The increasing digitization of power infrastructure through smart grid technologies has substantially improved operational efficiency, control, and responsiveness. This transformation has also introduced complex cybersecurity vulnerabilities due to the proliferation of interconnected devices, distributed energy resources (DERs), and real-time control systems. Traditional risk assessment techniques are insufficient to address the dynamic, high-dimensional, and adversarial nature of modern cyber threats. Artificial intelligence (AI) models, particularly those based on machine learning, offer promising solutions for predictive risk detection but often lack interpretability, thereby limiting trust, compliance, and operational usability in critical infrastructure contexts.This chapter presents a comprehensive framework for the design and deployment of explainable hybrid AI models tailored for real-time risk assessment in smart grid cybersecurity environments. The proposed approach integrates symbolic reasoning, data-driven learning, and explainable AI (XAI) methodologies within a modular architecture that enables both high detection accuracy and interpretable decision-making. Emphasis is placed on balancing model complexity with operational transparency, ensuring the system’s adaptability across heterogeneous and resource-constrained grid environments. Furthermore, challenges related to explanation latency, scalability, and human interpretability are addressed through lightweight, context-aware XAI techniques embedded within the hybrid inference pipeline. 

Introduction

The transition from conventional power systems to intelligent smart grids has redefined the landscape of energy generation, transmission, and distribution [1]. Characterized by the integration of cyber-physical systems, real-time monitoring, and bi-directional data flows, smart grids offer improved energy efficiency, reliability, and sustainability [2]. This rapid digital transformation has significantly expanded the grid’s attack surface, introducing critical vulnerabilities across interconnected components such as intelligent substations, advanced metering infrastructure (AMI), distributed energy resources (DERs), and supervisory control and data acquisition (SCADA) systems [3]. These components are increasingly targeted by cyber adversaries employing sophisticated methods including zero-day exploits, coordinated denial-of-service attacks, and data manipulation strategies [4]. As these systems evolve in complexity, ensuring their cybersecurity becomes imperative for maintaining grid stability, operational continuity, and public safety [5].

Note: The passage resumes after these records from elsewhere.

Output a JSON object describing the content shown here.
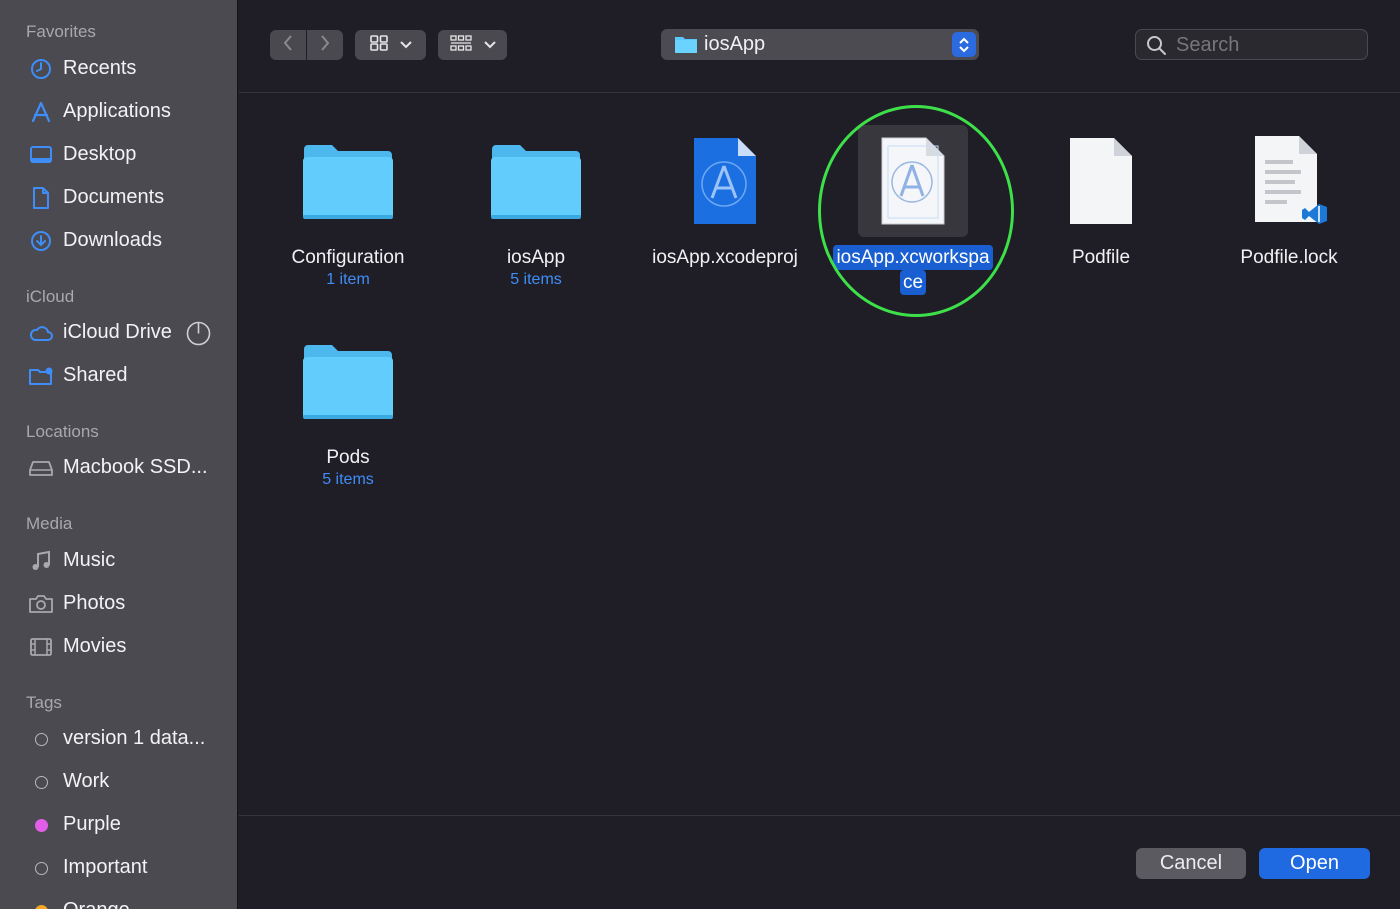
{
  "sidebar": {
    "favorites_title": "Favorites",
    "favorites": [
      {
        "label": "Recents",
        "icon": "clock-icon"
      },
      {
        "label": "Applications",
        "icon": "applications-icon"
      },
      {
        "label": "Desktop",
        "icon": "desktop-icon"
      },
      {
        "label": "Documents",
        "icon": "document-icon"
      },
      {
        "label": "Downloads",
        "icon": "download-icon"
      }
    ],
    "icloud_title": "iCloud",
    "icloud": [
      {
        "label": "iCloud Drive",
        "icon": "cloud-icon"
      },
      {
        "label": "Shared",
        "icon": "shared-folder-icon"
      }
    ],
    "locations_title": "Locations",
    "locations": [
      {
        "label": "Macbook SSD...",
        "icon": "disk-icon"
      }
    ],
    "media_title": "Media",
    "media": [
      {
        "label": "Music",
        "icon": "music-icon"
      },
      {
        "label": "Photos",
        "icon": "camera-icon"
      },
      {
        "label": "Movies",
        "icon": "film-icon"
      }
    ],
    "tags_title": "Tags",
    "tags": [
      {
        "label": "version 1 data...",
        "color": "none"
      },
      {
        "label": "Work",
        "color": "none"
      },
      {
        "label": "Purple",
        "color": "#e35ee8"
      },
      {
        "label": "Important",
        "color": "none"
      },
      {
        "label": "Orange",
        "color": "#f5a623"
      }
    ]
  },
  "toolbar": {
    "current_folder": "iosApp",
    "search_placeholder": "Search"
  },
  "files": [
    {
      "name": "Configuration",
      "sub": "1 item",
      "kind": "folder"
    },
    {
      "name": "iosApp",
      "sub": "5 items",
      "kind": "folder"
    },
    {
      "name": "iosApp.xcodeproj",
      "sub": "",
      "kind": "xcodeproj"
    },
    {
      "name": "iosApp.xcworkspa",
      "name2": "ce",
      "sub": "",
      "kind": "xcworkspace",
      "selected": true
    },
    {
      "name": "Podfile",
      "sub": "",
      "kind": "file"
    },
    {
      "name": "Podfile.lock",
      "sub": "",
      "kind": "lock"
    },
    {
      "name": "Pods",
      "sub": "5 items",
      "kind": "folder"
    }
  ],
  "footer": {
    "cancel_label": "Cancel",
    "open_label": "Open"
  },
  "colors": {
    "accent": "#2c6ae0",
    "folder": "#5ac8fa",
    "highlight_circle": "#3ee04a"
  }
}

The traditional methods used for risk assessment in power grids are often based on static rules, signature-based detection systems, and qualitative expert evaluations [6]. While effective in predictable threat scenarios, these approaches fall short in identifying emerging, polymorphic, or previously unknown attack vectors [7]. Their inability to process large-scale, multi-dimensional data in real time limits their relevance in today’s smart grid ecosystems [8]. Artificial intelligence (AI), and more specifically, machine learning (ML) and deep learning (DL), have demonstrated the potential to overcome these limitations. By learning from historical data and adapting to evolving patterns, AI models can detect anomalies, forecast threats, and assess risk with higher precision [9]. The inherent opacity of many advanced AI algorithms presents a major obstacle in critical infrastructure applications, where interpretability, trust, and human oversight are nonnegotiable requirements [10].